Once you’ve determined your money goals and the timetable in which you hope to achieve them, categorize them by short-term (a year or less), mid-term (up to 5 years out), or long-term (over 5 years out). This will dictate what savings vehicle you use for each goal.
A short-term goal means you need to have the money in a place that has high liquidity or easy access – i.e. a savings account. While savings accounts do little in terms of growing your money (many have a hard enough time keeping up with inflation), you can do your research to find one with the highest interest rate.
A mid-term goal still requires some liquidity – clearly a 10 year CD would be out of the question – but you do have some room to let it grow. A shorter term CD, money market account, or short-term bonds are all viable options.
Long-term investments can handle the greater risk associated with the stock market because the funds have the time to recover after market fluctuations, thus greatly opening your options for these goals.
Once you know where to park your money and how much you are setting aside for each goal, make the transfers automatic every time you have money coming in. Most importantly: treat moving your money towards savings like you would moving your money towards paying a bill. It is a bill – one that helps brighten your future.
Create Benchmarks and Treat Yourself
With the logistics out of the way, determine your benchmarks or time for celebration.
Is it when you’ve managed to save double your current salary for retirement? Is it before that? Is it once you are 25% covered for a car down payment? Or 3 months into your vacation fund goal?
Noticing your progress and celebrating how far you’ve come (while clearly avoiding dipping into your savings in the process), is essential for staying on track and keeping your motivation up.
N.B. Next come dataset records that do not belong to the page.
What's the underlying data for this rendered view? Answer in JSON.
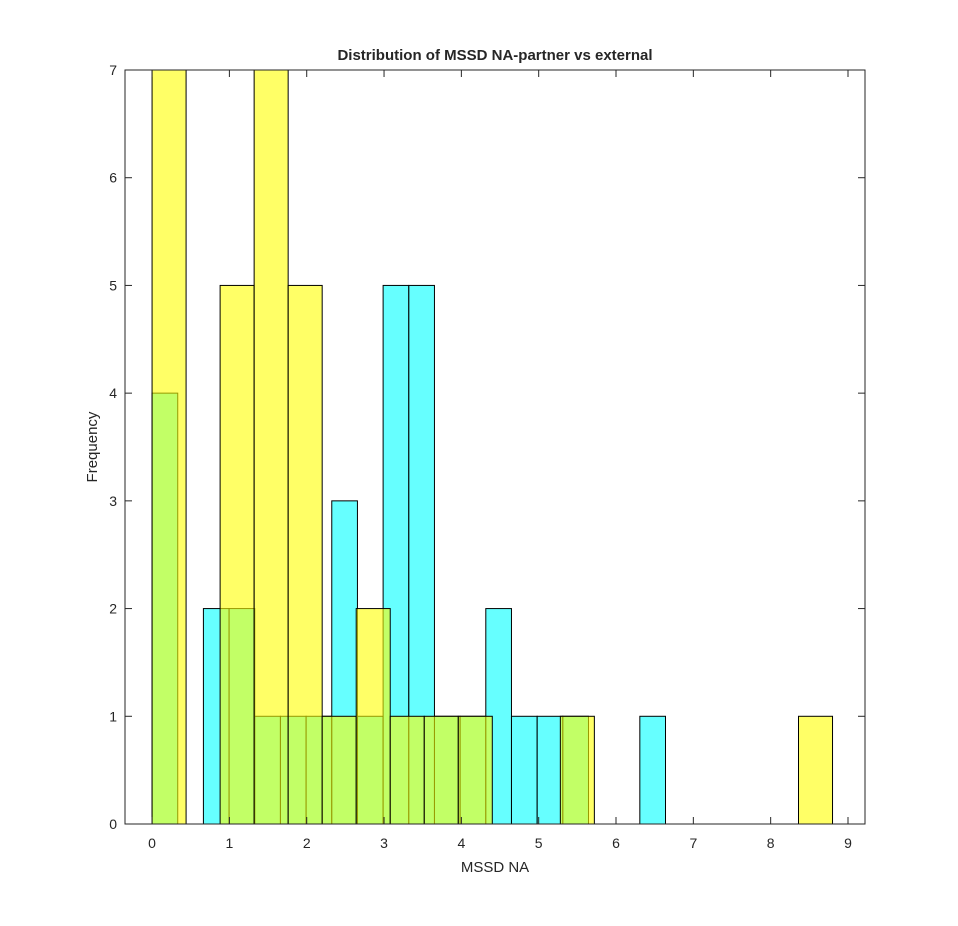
{
  "chart_data": {
    "type": "bar",
    "title": "Distribution of MSSD NA-partner vs external",
    "xlabel": "MSSD NA",
    "ylabel": "Frequency",
    "xlim": [
      -0.35,
      9.22
    ],
    "ylim": [
      0,
      7
    ],
    "xticks": [
      "0",
      "1",
      "2",
      "3",
      "4",
      "5",
      "6",
      "7",
      "8",
      "9"
    ],
    "yticks": [
      "0",
      "1",
      "2",
      "3",
      "4",
      "5",
      "6",
      "7"
    ],
    "grid": false,
    "series": [
      {
        "color": "#00FFFF",
        "opacity": 0.6,
        "bin_width": 0.332,
        "bins": [
          {
            "x0": 0.0,
            "count": 4
          },
          {
            "x0": 0.664,
            "count": 2
          },
          {
            "x0": 0.996,
            "count": 2
          },
          {
            "x0": 1.328,
            "count": 1
          },
          {
            "x0": 1.66,
            "count": 1
          },
          {
            "x0": 1.992,
            "count": 1
          },
          {
            "x0": 2.324,
            "count": 3
          },
          {
            "x0": 2.656,
            "count": 1
          },
          {
            "x0": 2.988,
            "count": 5
          },
          {
            "x0": 3.32,
            "count": 5
          },
          {
            "x0": 3.652,
            "count": 1
          },
          {
            "x0": 3.984,
            "count": 1
          },
          {
            "x0": 4.316,
            "count": 2
          },
          {
            "x0": 4.648,
            "count": 1
          },
          {
            "x0": 4.98,
            "count": 1
          },
          {
            "x0": 5.312,
            "count": 1
          },
          {
            "x0": 6.308,
            "count": 1
          }
        ]
      },
      {
        "color": "#FFFF00",
        "opacity": 0.6,
        "bin_width": 0.44,
        "bins": [
          {
            "x0": 0.0,
            "count": 7
          },
          {
            "x0": 0.88,
            "count": 5
          },
          {
            "x0": 1.32,
            "count": 7
          },
          {
            "x0": 1.76,
            "count": 5
          },
          {
            "x0": 2.2,
            "count": 1
          },
          {
            "x0": 2.64,
            "count": 2
          },
          {
            "x0": 3.08,
            "count": 1
          },
          {
            "x0": 3.52,
            "count": 1
          },
          {
            "x0": 3.96,
            "count": 1
          },
          {
            "x0": 5.28,
            "count": 1
          },
          {
            "x0": 8.36,
            "count": 1
          }
        ]
      }
    ]
  }
}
Knowing how far you’ve come will make the stretch to the finish line seem that much easier.
Check In Often
No matter how meticulous you might have been in the drafting and planning process, it’s important to check in on your savings goals on a regular basis.
Here are few questions to ask:
- Are you saving enough to reach your goal in the time frame allotted?
- Was your time frame realistic?
- Have your priorities changed – i.e. is this goal still important to you?
- Is your saving pace and plan of action sustainable for the long haul?
If it comes down to making adjustments or giving up, adjustments are certainly justifiable. Feeling challenged is great, feeling completely overwhelmed is something else entirely.
No matter the size of the goal, it likely feels like a huge obstacle to overcome. But regardless of the time it may take, that time will pass anyways. At least start today knowing from each day forward that you are slowly brightening your possibilities for the future.
And then, before you know it you’ll be accomplishing your goals. Whether it’s paying off credit cards, paying off student loans, paying off your mortgage, or any other goal, if you stay motivated you’ll be able to get there!
How do you get motivated to save?
Simon @ Modest Money says
I can totally agree with you…saving for the sake of saving just won’t cut it. I think our brains are wired for the path of least resistance and thus the easier option would be to just spend the money. However with goals and deadlines, the game changes. A purpose focuses your direction.
Also, its a good idea to have a guilt free spend fund, ensures you aren’t tempted to touch the savings as you delay gratification.
Daniel Evans says
I totally agree as well that having a goal based savings plan is more fun. But just starting to save, even if $10 a week, also helps to wire your brain to save without a goal, like for those emergencies.
I tried to explain to my husband that for me I have to have several goals and break them up into smaller amounts each month. This is what works for me and maybe not everyone else.